You would need to have been in the position to sample it. It was a family back then and Big Jock was very much like the father figure. He was held in complete respect and we all looked at him in awe – if he gave you a hug, then it meant something. It worked both ways because he knew how to get the best out of us, he was a motivator and he didn’t just talk to us about football. He would ask how things were at home and how our family life was. Jock used to hunt us to go home at night because we didn’t want to leave the ground after training; we were having such a laugh. There was always a carry on, be it nailing someone’s shoes to the floor after a game or telling the waiter in a restaurant that Mr Stein ordered a certain player to avoid chips and then watching that player’s face when he found out – there was a million different things going on.
Not long after hearing of Jimmy's passing in 2006 I arrived in New York for the city's 246th St Patrick’s Day Parade. It was exactly two years after that interview, he was just 61 years old.

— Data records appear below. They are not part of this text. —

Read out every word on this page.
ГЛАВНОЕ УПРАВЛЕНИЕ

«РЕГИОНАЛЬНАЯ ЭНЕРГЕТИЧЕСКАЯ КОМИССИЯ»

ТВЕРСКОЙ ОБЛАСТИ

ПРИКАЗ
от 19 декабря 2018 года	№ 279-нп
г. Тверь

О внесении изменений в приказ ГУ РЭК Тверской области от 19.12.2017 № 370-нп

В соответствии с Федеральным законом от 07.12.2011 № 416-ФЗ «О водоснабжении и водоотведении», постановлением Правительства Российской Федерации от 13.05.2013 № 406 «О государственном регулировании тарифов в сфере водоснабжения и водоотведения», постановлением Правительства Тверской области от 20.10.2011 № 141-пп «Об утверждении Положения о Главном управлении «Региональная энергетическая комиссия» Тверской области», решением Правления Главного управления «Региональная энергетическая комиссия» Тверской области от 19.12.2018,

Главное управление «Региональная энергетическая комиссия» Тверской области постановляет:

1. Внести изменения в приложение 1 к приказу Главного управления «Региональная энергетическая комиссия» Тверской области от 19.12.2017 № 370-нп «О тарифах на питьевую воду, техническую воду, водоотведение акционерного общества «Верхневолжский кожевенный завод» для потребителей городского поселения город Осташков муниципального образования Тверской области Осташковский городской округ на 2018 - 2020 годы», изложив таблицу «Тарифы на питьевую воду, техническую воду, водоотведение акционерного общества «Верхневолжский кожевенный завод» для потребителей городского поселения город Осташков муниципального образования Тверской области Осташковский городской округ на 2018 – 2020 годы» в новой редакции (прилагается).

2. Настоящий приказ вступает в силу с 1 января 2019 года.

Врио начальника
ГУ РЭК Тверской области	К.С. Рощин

On my way to meet a gathering of New York’s Celtic supporters’ clubs I watched the clans march down 44th Street being led by Hilary Clinton, but the most memorable moment of the trip was a one-minute silence outside St Patrick’s Cathedral for Jimmy Johnstone.
For the League Cup final I headed to The Parlour bar, the home of New York's Celtic supporters on the Upper West Side. There were further emotional scenes being screened of Jimmy being laid to rest on his final journey through Paradise.
After a trip to Celtic's former training ground Barrowfield, I told my son Ryan stories of the legends, including Jinky, that had played at our destination. After a good kick-about we headed to Celtic Park.
Ryan stood and looked in wonder at the stadium banner – 'Paradise: Where Legends Are Made'. On reaching Jimmy's statue I realised that the wee man had completed his first Celtic pilgrimage.